Rating the New Fall Shows: The CW Gives Us a ‘Dynasty’ Reboot, Plus ‘Black Lightning’

The CW unveiled its new fall schedule on Thursday. The already hyped addition to its extensive superhero lineup — Black Lightning — has been held back until midseason, but we do have a trailer for it. This leaves the network with a scant two new fall shows, a reworking of Dynasty and the military drama Valor. Let’s look at the trailers and see what we think.

Dynasty is a full-on reworking of the 1980s original. Here, Blake Carrington is played by nighttime-soap vet Grant Show. His newlywed wife is Cristal (Nathalie Kelley), as opposed to Linda Evans’s Crystal. And sliding into the show’s villain slot once occupied by Joan Collins is Elizabeth Gillies (Sex & Drugs & Rock & Roll) as Fallon Carrington. As the trailer says, “Welcome to the 1% of the 1%.”

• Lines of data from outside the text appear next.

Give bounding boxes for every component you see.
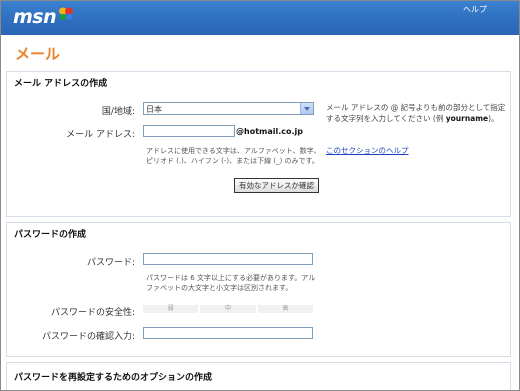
strength-medium: 中 — [200, 305, 258, 313]
side-note-example: yourname — [445, 114, 489, 123]
email-input[interactable] — [143, 125, 235, 137]
email-section: メール アドレスの作成 国/地域: 日本 メール アドレス: @hotmail.… — [6, 71, 511, 217]
msn-butterfly-icon — [59, 7, 73, 20]
email-section-heading: メール アドレスの作成 — [14, 79, 108, 89]
password-section: パスワードの作成 パスワード: パスワードは 6 文字以上にする必要があります。… — [6, 222, 511, 357]
password-strength-meter: 弱 中 高 — [143, 305, 315, 313]
help-link-top[interactable]: ヘルプ — [463, 4, 487, 15]
country-label: 国/地域: — [101, 107, 135, 117]
password-label: パスワード: — [86, 258, 135, 268]
confirm-password-label: パスワードの確認入力: — [41, 332, 135, 342]
allowed-chars-note: アドレスに使用できる文字は、アルファベット、数字、ピリオド (.)、ハイフン (… — [146, 147, 321, 165]
password-note: パスワードは 6 文字以上にする必要があります。アルファベットの大文字と小文字は… — [146, 274, 316, 292]
email-side-note: メール アドレスの @ 記号よりも前の部分として指定する文字列を入力してください… — [326, 102, 506, 124]
signup-window: msn ヘルプ メール メール アドレスの作成 国/地域: 日本 メール アドレ… — [0, 0, 520, 391]
reset-section-heading: パスワードを再設定するためのオプションの作成 — [14, 373, 213, 383]
msn-logo[interactable]: msn — [13, 6, 57, 28]
page-title: メール — [15, 45, 61, 63]
country-value: 日本 — [146, 105, 162, 114]
strength-label: パスワードの安全性: — [50, 308, 135, 318]
password-input[interactable] — [143, 253, 313, 265]
reset-section: パスワードを再設定するためのオプションの作成 — [6, 362, 511, 390]
strength-weak: 弱 — [143, 305, 201, 313]
email-label: メール アドレス: — [66, 130, 135, 140]
domain-suffix: @hotmail.co.jp — [236, 127, 304, 136]
password-section-heading: パスワードの作成 — [14, 230, 87, 240]
country-select[interactable]: 日本 — [143, 102, 314, 115]
check-address-button[interactable]: 有効なアドレスか確認 — [234, 178, 319, 193]
confirm-password-input[interactable] — [143, 327, 313, 339]
msn-header: msn ヘルプ — [1, 1, 519, 35]
side-note-end: )。 — [488, 114, 499, 123]
strength-strong: 高 — [257, 305, 315, 313]
chevron-down-icon[interactable] — [300, 103, 313, 114]
section-help-link[interactable]: このセクションのヘルプ — [326, 145, 409, 156]
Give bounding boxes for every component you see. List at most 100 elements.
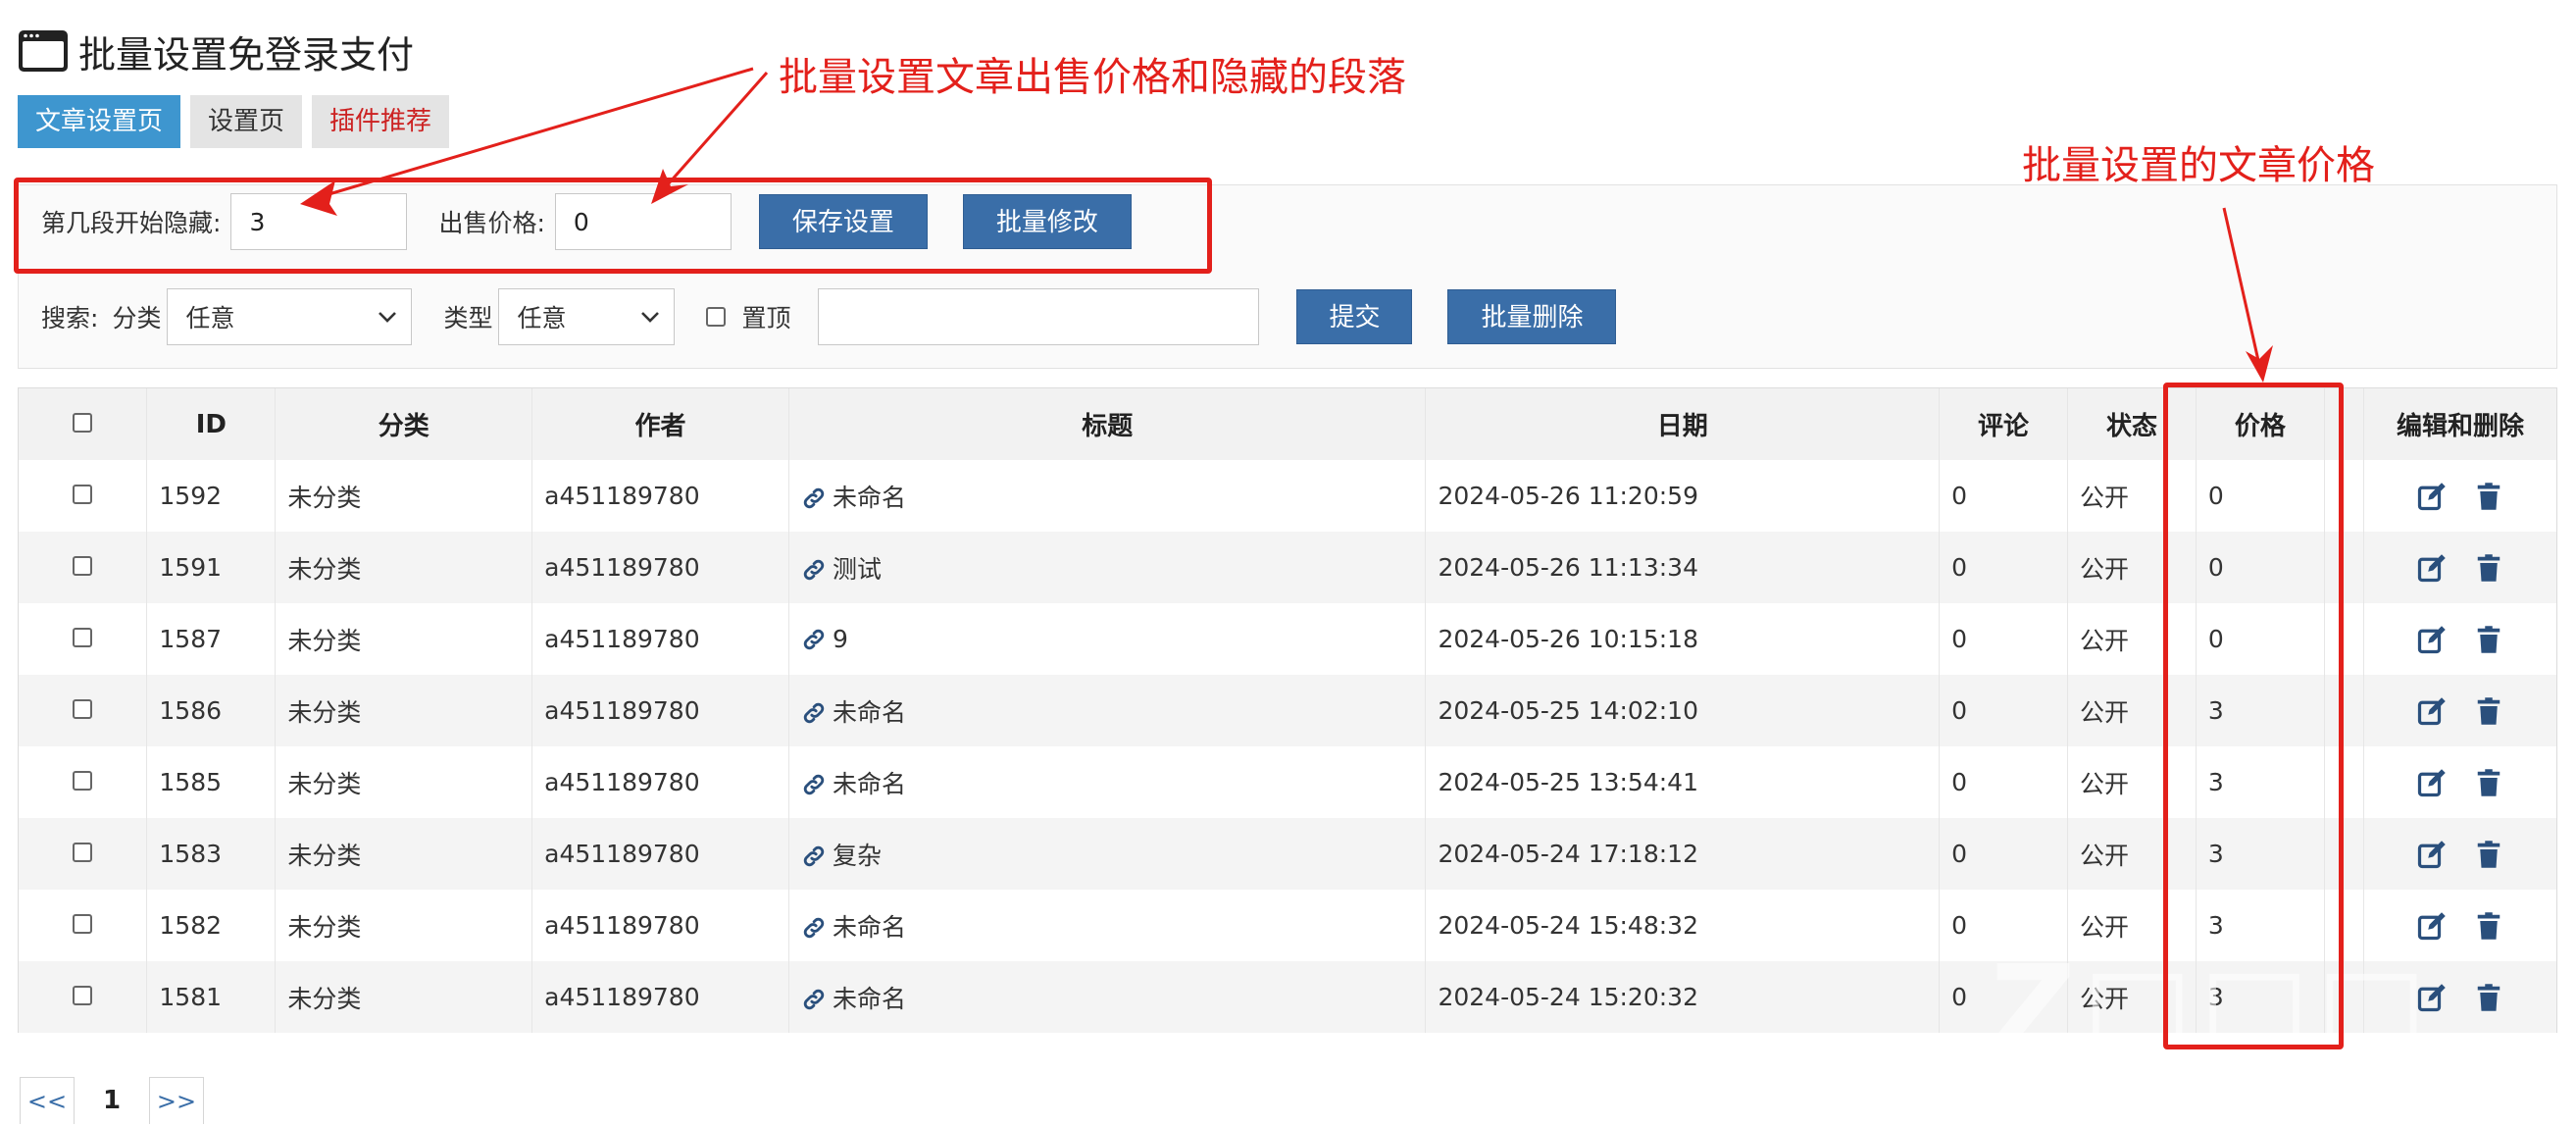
cell-comments: 0 xyxy=(1939,532,2068,603)
edit-icon[interactable] xyxy=(2417,625,2447,654)
row-select-cell xyxy=(19,746,147,818)
cell-title: 未命名 xyxy=(787,890,1426,961)
cell-category: 未分类 xyxy=(275,890,532,961)
cell-category: 未分类 xyxy=(275,746,532,818)
cell-date: 2024-05-26 10:15:18 xyxy=(1425,603,1940,675)
link-icon xyxy=(803,559,825,580)
type-label: 类型 xyxy=(443,304,493,332)
title-link[interactable]: 未命名 xyxy=(833,913,906,942)
cell-date: 2024-05-26 11:13:34 xyxy=(1425,532,1940,603)
cell-actions xyxy=(2363,460,2556,532)
cell-author: a451189780 xyxy=(531,746,789,818)
cell-actions xyxy=(2363,532,2556,603)
annotation-box-price xyxy=(2163,383,2344,1049)
row-checkbox[interactable] xyxy=(73,986,93,1005)
pagination: << 1 >> xyxy=(20,1077,204,1124)
title-link[interactable]: 复杂 xyxy=(833,842,882,870)
cell-id: 1587 xyxy=(146,603,276,675)
trash-icon[interactable] xyxy=(2474,696,2503,726)
row-checkbox[interactable] xyxy=(73,556,93,576)
trash-icon[interactable] xyxy=(2474,553,2503,583)
row-select-cell xyxy=(19,603,147,675)
edit-icon[interactable] xyxy=(2417,482,2447,511)
row-select-cell xyxy=(19,818,147,890)
row-checkbox[interactable] xyxy=(73,628,93,647)
submit-button[interactable]: 提交 xyxy=(1296,289,1413,344)
cell-comments: 0 xyxy=(1939,603,2068,675)
cell-comments: 0 xyxy=(1939,460,2068,532)
trash-icon[interactable] xyxy=(2474,625,2503,654)
cell-author: a451189780 xyxy=(531,961,789,1033)
edit-icon[interactable] xyxy=(2417,840,2447,869)
select-all-checkbox[interactable] xyxy=(73,412,93,433)
trash-icon[interactable] xyxy=(2474,482,2503,511)
next-page-button[interactable]: >> xyxy=(149,1077,204,1124)
cell-category: 未分类 xyxy=(275,603,532,675)
cell-date: 2024-05-24 15:48:32 xyxy=(1425,890,1940,961)
cell-id: 1583 xyxy=(146,818,276,890)
header-title: 标题 xyxy=(787,388,1426,460)
type-select[interactable]: 任意 xyxy=(498,288,676,345)
cell-id: 1581 xyxy=(146,961,276,1033)
title-link[interactable]: 未命名 xyxy=(833,484,906,512)
cell-author: a451189780 xyxy=(531,818,789,890)
cell-title: 未命名 xyxy=(787,460,1426,532)
tab-article-settings[interactable]: 文章设置页 xyxy=(18,95,181,148)
cell-author: a451189780 xyxy=(531,603,789,675)
tab-plugin-recommend[interactable]: 插件推荐 xyxy=(312,95,450,148)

“He’s given me the COO position.” “That job was supposed to be mine!” Riipppp!! Given that Dynasty is being overseen by Josh Schwartz and Stephanie Savage (Gossip Girl; The OC), I think we can assume this show will have a certain narrative drive, coherence, and clever knowingness. It’s just a matter of seeing whether the new Dynasty can sustain itself with absorbingly amusing plots.

Valor is about some U.S. Army helicopter pilots who went on a top-secret mission to Somalia. A couple of soldiers are taken prisoner, and of the ones who returned, a few seem to be hiding secrets. Add a government official whose ostensible mission is to bring home the POWs but who is suspected of shady behavior and you’ve got one complicated little show.

Featuring dialogue like, “I almost lost you over there — I don’t want you in the cockpit if you’re not ready,” and one soldier looking at another soulfully and saying, “We lied on our debriefs” (twice!), it makes me wonder if Valor is going to be more trouble than it’s worth.

I thought I’d reached my limit on network superhero shows, but I have to say, Black Lightning looks darned intriguing. Cress Williams plays a man who’s a school principal by day and a jolting hero at night.

I like the notion that Black Lightning isn’t a kid, but rather a middle-aged dad. (And one whose daughters are … also superpowered? It’s implied, but now shown, in the trailer.) It also adds to my interest that the character is a black man — there are few interesting black superheroes on TV — and that his initial foe seems not to be a supervillain, but a street gang called The One Hundred. (As opposed to the CW show The 100.) Count me in for this.